The Warren Court, says Simon, "wanted to teach the nation its deepest purposes and meanings. It is that special role that the Burger Court neither serves nor covets." Paradoxically perhaps, Warren, the California Governor and lifelong politician, brought to the bench an expansive and unremitting belief in the strength and power of the law; Warren Burger, the longtime lawyer and judge, came to the court believing that true strength and power reside in the political process. Change in the U.S., he has said, "is a legislative and policy process. And there is a very limited role for courts in this respect." Simon points out that Burger lives up to the implications of his philosophy by being a far more dedicated off-the-bench crusader for prison and court reform than Warren ever was.
But Burger does not hew to the scholarly tradition of true "judicial restraint." Indeed, says Simon, the President did not want more judicial restraint, as he frequently claimed. He wanted politically conservative Justices who would be as assertive in rolling back new rights as the Warren majority had been in establishing them.
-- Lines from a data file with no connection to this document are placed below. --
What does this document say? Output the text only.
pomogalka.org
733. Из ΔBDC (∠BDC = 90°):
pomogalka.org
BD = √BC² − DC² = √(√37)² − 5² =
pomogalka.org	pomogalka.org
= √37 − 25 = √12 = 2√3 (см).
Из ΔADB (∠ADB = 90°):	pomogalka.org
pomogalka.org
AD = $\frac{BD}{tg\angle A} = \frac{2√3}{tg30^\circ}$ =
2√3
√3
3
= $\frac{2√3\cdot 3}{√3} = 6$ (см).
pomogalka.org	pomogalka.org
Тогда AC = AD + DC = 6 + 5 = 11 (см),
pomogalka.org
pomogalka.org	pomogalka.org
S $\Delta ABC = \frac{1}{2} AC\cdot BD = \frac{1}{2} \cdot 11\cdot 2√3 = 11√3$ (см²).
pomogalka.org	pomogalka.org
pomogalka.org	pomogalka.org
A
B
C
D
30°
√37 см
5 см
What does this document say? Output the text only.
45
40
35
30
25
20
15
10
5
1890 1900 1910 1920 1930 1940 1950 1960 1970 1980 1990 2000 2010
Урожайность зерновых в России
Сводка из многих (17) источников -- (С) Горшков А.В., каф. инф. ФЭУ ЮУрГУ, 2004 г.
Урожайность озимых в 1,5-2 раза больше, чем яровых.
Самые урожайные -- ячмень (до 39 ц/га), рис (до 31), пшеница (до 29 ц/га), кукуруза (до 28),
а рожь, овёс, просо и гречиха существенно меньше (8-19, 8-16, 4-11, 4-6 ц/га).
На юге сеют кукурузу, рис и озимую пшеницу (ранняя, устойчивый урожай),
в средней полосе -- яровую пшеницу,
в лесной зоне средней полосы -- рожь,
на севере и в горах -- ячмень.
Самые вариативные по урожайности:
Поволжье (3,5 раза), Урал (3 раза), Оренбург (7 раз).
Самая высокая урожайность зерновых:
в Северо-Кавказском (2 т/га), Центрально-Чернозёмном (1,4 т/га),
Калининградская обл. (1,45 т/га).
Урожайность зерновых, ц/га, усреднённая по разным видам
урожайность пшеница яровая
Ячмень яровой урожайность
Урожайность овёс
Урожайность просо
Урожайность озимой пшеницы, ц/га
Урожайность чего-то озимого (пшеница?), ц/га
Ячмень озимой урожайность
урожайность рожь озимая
Simon contends that in at least three out of four of his choices, Nixon got what he was looking for. William Rehnquist, for instance, "is an activist every bit as tenacious as William Douglas."And Harry Blackmun, like the Chief Justice with whom he almost always votes, also seems willing to follow his inclinations even when precedent seems to lie in the other direction. Perhaps only Lewis Powell, among the Nixon nominees, is a true exponent of judicial restraint.
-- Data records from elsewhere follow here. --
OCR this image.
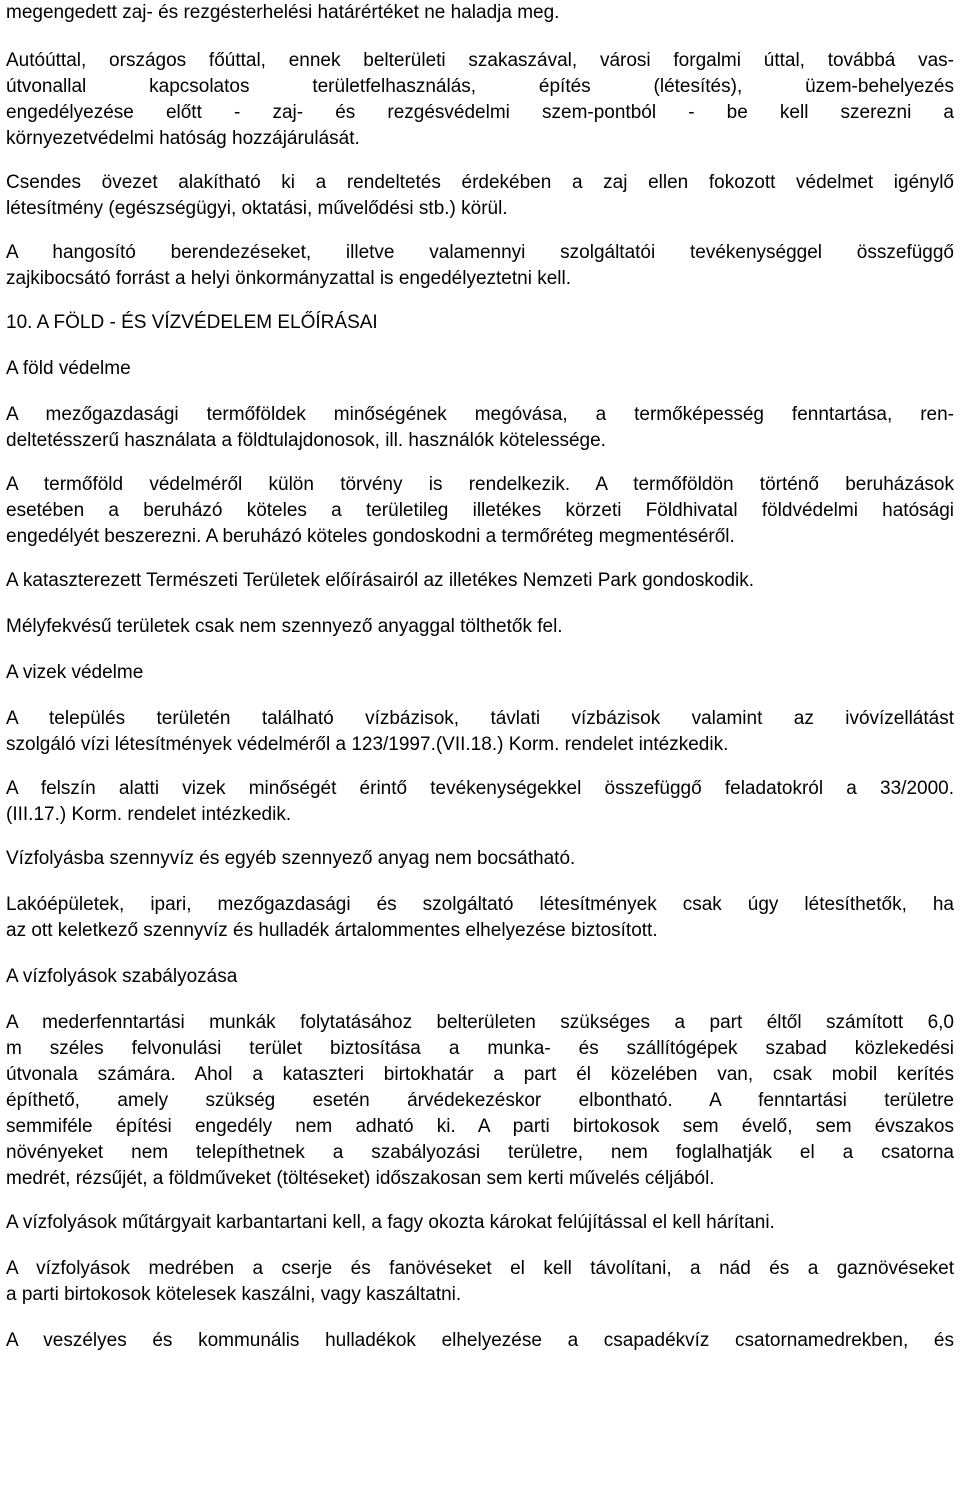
megengedett zaj- és rezgésterhelési határértéket ne haladja meg.
Autóúttal, országos főúttal, ennek belterületi szakaszával, városi forgalmi úttal, továbbá vas-
útvonallal kapcsolatos területfelhasználás, építés (létesítés), üzem-behelyezés
engedélyezése előtt - zaj- és rezgésvédelmi szem-pontból - be kell szerezni a
környezetvédelmi hatóság hozzájárulását.
Csendes övezet alakítható ki a rendeltetés érdekében a zaj ellen fokozott védelmet igénylő
létesítmény (egészségügyi, oktatási, művelődési stb.) körül.
A hangosító berendezéseket, illetve valamennyi szolgáltatói tevékenységgel összefüggő
zajkibocsátó forrást a helyi önkormányzattal is engedélyeztetni kell.
10. A FÖLD - ÉS VÍZVÉDELEM ELŐÍRÁSAI
A föld védelme
A mezőgazdasági termőföldek minőségének megóvása, a termőképesség fenntartása, ren-
deltetésszerű használata a földtulajdonosok, ill. használók kötelessége.
A termőföld védelméről külön törvény is rendelkezik. A termőföldön történő beruházások
esetében a beruházó köteles a területileg illetékes körzeti Földhivatal földvédelmi hatósági
engedélyét beszerezni. A beruházó köteles gondoskodni a termőréteg megmentéséről.
A kataszterezett Természeti Területek előírásairól az illetékes Nemzeti Park gondoskodik.
Mélyfekvésű területek csak nem szennyező anyaggal tölthetők fel.
A vizek védelme
A település területén található vízbázisok, távlati vízbázisok valamint az ivóvízellátást
szolgáló vízi létesítmények védelméről a 123/1997.(VII.18.) Korm. rendelet intézkedik.
A felszín alatti vizek minőségét érintő tevékenységekkel összefüggő feladatokról a 33/2000.
(III.17.) Korm. rendelet intézkedik.
Vízfolyásba szennyvíz és egyéb szennyező anyag nem bocsátható.
Lakóépületek, ipari, mezőgazdasági és szolgáltató létesítmények csak úgy létesíthetők, ha
az ott keletkező szennyvíz és hulladék ártalommentes elhelyezése biztosított.
A vízfolyások szabályozása
A mederfenntartási munkák folytatásához belterületen szükséges a part éltől számított 6,0
m széles felvonulási terület biztosítása a munka- és szállítógépek szabad közlekedési
útvonala számára. Ahol a kataszteri birtokhatár a part él közelében van, csak mobil kerítés
építhető, amely szükség esetén árvédekezéskor elbontható. A fenntartási területre
semmiféle építési engedély nem adható ki. A parti birtokosok sem évelő, sem évszakos
növényeket nem telepíthetnek a szabályozási területre, nem foglalhatják el a csatorna
medrét, rézsűjét, a földműveket (töltéseket) időszakosan sem kerti művelés céljából.
A vízfolyások műtárgyait karbantartani kell, a fagy okozta károkat felújítással el kell hárítani.
A vízfolyások medrében a cserje és fanövéseket el kell távolítani, a nád és a gaznövéseket
a parti birtokosok kötelesek kaszálni, vagy kaszáltatni.
A veszélyes és kommunális hulladékok elhelyezése a csapadékvíz csatornamedrekben, és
With holdover Justices Byron White and Potter Stewart also tending toward that view, the court seems to have taken a right turn in criminal cases. As Simon puts it, 4N + X = L.A.O.--that is, four Nixon nominees plus White or Stewart equals law-and-order. Surprisingly, there has been little erosion of desegregation decisions or of one-man, one-vote reapportionment cases. Indeed, "except in the criminal area, the individual rights won under the Warren Court still stand." But, in Simon's judgment, "for the new interest groups, such as environmentalists, the new court direction suggests that they may have to look elsewhere for relief."
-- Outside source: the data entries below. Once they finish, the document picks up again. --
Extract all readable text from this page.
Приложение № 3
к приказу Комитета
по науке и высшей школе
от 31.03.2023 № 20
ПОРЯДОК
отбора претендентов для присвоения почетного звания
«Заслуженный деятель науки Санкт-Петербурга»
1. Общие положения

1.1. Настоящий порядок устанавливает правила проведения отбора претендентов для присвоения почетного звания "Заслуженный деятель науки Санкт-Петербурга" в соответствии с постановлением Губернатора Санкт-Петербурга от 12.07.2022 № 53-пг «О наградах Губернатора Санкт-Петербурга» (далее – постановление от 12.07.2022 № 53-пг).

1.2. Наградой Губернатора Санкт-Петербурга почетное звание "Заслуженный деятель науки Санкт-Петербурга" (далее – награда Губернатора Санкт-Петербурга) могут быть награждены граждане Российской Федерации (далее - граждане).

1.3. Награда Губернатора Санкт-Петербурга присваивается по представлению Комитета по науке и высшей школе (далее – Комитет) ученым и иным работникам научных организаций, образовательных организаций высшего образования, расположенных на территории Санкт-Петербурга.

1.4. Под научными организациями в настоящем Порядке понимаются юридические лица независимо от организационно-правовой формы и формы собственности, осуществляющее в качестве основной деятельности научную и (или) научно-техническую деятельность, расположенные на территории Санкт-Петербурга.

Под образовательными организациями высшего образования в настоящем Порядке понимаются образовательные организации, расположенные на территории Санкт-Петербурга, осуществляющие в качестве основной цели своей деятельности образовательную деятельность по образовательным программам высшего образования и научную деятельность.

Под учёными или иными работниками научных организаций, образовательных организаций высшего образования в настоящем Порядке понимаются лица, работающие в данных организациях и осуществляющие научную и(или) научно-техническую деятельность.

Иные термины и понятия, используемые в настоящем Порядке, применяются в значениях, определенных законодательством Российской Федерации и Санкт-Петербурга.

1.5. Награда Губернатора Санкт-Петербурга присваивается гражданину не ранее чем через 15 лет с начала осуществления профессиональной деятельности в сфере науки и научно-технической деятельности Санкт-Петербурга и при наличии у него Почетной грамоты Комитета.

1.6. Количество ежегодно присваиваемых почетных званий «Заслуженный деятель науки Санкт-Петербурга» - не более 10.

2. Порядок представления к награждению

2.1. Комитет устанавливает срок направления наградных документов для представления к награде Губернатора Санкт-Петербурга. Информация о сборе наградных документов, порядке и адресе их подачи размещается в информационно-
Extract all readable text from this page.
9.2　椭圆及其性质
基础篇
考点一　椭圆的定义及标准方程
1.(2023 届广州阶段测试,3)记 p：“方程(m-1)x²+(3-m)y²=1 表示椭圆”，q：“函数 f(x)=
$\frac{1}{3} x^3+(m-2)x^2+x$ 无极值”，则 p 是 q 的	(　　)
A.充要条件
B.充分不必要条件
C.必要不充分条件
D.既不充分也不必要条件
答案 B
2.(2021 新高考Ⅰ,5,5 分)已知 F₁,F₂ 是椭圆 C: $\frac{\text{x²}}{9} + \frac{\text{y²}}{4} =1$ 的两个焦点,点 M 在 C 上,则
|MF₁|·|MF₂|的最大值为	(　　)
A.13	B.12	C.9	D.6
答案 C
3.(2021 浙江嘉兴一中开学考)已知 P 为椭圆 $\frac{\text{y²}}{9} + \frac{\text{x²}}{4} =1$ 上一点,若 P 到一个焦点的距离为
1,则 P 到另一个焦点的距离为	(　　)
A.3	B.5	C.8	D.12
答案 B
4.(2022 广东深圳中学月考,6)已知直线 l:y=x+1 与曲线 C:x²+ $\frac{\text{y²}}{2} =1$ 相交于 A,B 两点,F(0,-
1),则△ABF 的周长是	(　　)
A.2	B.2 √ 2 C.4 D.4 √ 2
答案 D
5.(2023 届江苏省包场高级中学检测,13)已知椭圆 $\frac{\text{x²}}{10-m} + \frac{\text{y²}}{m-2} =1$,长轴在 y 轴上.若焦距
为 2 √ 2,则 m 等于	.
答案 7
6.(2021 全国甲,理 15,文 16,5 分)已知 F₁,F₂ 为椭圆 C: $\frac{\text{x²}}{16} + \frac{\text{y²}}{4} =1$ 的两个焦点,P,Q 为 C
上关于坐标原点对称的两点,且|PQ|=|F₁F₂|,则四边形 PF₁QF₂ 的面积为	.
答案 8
Simon himself obviously favors Warren activism over the Burger variety. But that preference never controls his selection of important facts or his outlining of the legal reasoning on both sides. For that quality alone, his book should have a priority rating for anyone with more than a passing interest in the court today. Tomorrow's constitutional historians will certainly have to begin with his text when they record their final judgments on the Burger era.